Many people have of course discussed the expected splintering of humanity into different species - e.g. normal biological humans, genetically engineered humans, cyborg enhanced humans, and genuine uploaded / post-humans - and I've always had a certain sympathy with that prediction. But at their core these should all share the same inalienable human rights. 
No argument there +Mark Bruce. This all simply feeds into my war on semantics itself I guess ^^. As soon as we start classifying, the rules are bound to change. I have seen postulated latin terms for our next form. Maybe the Google like + is all we actually need though +David Jacobs.  
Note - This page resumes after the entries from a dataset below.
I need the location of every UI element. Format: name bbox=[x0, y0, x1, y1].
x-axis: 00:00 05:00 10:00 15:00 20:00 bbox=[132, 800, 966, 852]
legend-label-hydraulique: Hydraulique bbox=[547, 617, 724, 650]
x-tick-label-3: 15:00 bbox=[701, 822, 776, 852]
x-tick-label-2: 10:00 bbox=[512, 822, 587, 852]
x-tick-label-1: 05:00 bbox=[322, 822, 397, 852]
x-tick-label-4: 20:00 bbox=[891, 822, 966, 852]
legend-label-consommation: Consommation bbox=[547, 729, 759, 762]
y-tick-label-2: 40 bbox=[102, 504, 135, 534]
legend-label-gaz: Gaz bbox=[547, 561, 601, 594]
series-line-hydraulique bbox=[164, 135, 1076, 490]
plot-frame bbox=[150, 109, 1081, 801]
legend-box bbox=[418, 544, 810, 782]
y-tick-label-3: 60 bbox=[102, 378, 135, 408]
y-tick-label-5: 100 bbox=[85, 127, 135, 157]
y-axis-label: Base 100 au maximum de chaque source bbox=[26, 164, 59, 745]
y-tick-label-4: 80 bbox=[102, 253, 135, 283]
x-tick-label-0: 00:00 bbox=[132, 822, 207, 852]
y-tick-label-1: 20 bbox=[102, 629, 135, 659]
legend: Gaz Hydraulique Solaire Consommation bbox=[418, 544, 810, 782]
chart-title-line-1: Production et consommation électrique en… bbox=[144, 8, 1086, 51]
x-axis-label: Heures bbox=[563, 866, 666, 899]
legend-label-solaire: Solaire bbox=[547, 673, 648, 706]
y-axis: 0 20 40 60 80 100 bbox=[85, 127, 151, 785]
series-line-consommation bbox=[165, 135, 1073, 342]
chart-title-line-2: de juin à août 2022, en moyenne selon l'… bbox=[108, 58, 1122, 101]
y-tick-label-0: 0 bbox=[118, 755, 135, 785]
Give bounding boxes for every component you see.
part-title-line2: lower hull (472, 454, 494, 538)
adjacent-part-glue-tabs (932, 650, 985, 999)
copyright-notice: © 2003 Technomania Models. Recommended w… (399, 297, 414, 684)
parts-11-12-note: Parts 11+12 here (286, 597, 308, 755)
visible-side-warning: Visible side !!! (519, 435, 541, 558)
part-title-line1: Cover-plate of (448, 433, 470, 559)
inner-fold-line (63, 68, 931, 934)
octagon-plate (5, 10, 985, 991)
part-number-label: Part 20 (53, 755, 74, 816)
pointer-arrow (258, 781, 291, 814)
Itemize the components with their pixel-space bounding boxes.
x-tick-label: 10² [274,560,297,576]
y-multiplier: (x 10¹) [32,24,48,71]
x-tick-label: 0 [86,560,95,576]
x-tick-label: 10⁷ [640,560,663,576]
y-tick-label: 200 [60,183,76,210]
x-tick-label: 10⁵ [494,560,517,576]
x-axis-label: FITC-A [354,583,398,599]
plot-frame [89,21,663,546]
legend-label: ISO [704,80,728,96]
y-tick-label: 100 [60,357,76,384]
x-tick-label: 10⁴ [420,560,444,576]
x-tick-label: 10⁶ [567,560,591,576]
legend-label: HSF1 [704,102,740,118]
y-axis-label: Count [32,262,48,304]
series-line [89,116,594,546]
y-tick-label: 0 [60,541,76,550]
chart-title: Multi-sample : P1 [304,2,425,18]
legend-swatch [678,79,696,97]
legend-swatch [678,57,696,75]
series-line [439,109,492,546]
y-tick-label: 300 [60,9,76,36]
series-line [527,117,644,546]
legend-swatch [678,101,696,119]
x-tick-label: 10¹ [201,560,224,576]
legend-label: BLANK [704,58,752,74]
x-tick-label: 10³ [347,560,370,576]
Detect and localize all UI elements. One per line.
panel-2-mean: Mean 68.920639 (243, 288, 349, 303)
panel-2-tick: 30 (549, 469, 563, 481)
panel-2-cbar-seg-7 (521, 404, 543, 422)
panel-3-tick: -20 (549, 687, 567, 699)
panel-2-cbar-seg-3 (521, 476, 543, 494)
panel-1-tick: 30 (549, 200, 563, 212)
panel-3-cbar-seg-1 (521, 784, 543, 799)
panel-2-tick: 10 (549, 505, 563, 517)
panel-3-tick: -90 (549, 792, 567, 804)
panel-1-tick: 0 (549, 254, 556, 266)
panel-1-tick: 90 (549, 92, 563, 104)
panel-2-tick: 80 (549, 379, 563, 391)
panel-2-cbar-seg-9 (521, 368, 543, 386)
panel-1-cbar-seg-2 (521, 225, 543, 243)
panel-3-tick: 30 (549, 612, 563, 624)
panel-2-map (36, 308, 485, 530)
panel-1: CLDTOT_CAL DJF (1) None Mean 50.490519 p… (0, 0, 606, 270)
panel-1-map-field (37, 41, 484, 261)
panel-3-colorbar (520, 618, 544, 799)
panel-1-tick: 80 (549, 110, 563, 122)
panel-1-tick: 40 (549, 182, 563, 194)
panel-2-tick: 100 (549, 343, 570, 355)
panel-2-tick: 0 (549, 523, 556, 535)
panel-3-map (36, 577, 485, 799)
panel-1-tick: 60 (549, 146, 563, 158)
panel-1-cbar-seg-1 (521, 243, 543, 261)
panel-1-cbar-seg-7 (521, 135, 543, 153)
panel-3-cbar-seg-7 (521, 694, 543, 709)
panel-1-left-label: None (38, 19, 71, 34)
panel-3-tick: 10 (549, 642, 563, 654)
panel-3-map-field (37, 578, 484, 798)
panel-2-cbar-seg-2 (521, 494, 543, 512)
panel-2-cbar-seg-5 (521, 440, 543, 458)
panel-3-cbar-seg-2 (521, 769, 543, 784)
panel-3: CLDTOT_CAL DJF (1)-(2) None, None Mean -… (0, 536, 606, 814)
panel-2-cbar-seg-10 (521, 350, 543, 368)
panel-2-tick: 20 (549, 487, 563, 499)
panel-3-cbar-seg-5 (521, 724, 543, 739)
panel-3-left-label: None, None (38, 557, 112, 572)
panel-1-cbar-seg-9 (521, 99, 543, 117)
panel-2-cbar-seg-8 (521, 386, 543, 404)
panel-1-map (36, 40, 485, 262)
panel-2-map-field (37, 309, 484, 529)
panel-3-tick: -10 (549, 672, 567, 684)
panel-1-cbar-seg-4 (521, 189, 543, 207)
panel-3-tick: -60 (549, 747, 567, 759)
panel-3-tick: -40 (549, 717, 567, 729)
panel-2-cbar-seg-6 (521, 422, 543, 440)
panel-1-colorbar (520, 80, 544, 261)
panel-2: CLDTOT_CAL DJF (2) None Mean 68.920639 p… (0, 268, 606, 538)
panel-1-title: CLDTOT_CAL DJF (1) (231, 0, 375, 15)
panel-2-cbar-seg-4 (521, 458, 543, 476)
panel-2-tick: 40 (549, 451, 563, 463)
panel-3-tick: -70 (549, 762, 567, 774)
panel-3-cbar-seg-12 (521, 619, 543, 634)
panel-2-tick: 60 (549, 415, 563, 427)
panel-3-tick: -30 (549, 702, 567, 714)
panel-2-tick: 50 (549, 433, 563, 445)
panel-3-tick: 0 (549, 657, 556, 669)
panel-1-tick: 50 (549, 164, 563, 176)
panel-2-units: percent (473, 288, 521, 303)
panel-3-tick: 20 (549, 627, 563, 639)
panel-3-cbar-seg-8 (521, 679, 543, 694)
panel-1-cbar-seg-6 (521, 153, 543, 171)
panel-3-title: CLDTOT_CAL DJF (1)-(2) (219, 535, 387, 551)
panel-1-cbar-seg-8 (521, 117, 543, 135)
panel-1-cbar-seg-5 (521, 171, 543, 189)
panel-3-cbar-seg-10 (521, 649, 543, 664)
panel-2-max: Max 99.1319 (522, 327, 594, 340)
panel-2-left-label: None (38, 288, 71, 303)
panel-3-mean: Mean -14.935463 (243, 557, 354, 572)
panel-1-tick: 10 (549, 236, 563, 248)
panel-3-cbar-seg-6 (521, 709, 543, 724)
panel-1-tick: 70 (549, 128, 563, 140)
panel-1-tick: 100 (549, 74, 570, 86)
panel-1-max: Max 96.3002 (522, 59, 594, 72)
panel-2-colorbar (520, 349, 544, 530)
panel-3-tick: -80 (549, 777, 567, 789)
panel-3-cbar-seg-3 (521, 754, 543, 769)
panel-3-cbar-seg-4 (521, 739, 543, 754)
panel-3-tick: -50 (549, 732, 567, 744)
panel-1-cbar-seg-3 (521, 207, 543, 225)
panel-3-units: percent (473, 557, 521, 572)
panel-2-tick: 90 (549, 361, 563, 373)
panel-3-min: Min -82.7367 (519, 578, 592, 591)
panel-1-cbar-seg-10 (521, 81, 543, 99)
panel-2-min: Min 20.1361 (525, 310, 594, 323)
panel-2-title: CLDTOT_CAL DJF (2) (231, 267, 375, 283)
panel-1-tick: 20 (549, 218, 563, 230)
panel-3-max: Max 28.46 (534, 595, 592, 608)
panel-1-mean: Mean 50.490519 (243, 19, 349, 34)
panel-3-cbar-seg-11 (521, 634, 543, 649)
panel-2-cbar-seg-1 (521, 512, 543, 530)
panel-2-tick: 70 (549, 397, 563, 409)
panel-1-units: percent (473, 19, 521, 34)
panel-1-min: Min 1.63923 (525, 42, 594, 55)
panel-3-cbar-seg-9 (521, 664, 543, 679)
I kind of see a future like the one imagined by Alastair Reynolds in his Revelation Space series of books, where humans are divided up into different sub-species with short descriptive names like 'ultras' who are heavily technologically modified transhumans and 'conjoiners' who are mentally augmented (both by technology and by other means) and essentially develop a hive mind.
The term I have decided fit for a transhuman intermediate is metacogg ^^ 
The first points:

2013 to 2014
Wireless file storage
Subdermal navigation system
Brain-only control of temperature of my house

I'd definitely opt-in for the first and second and would like to see how the third was implemented before considering it. But number three, for me, could really be extending the boundary of the "self" for the first time with the local home environment linked to your whim and desire. 
I thought a lot about that one as well, +Mark Bruce.  At first, it would take conscious effort to control the room temperature, but eventually it would likely become second nature and subconscious.  In fact, it would probably end up just being an extension of homoeostasis!  It could easily be extended to other private domains, such as your car.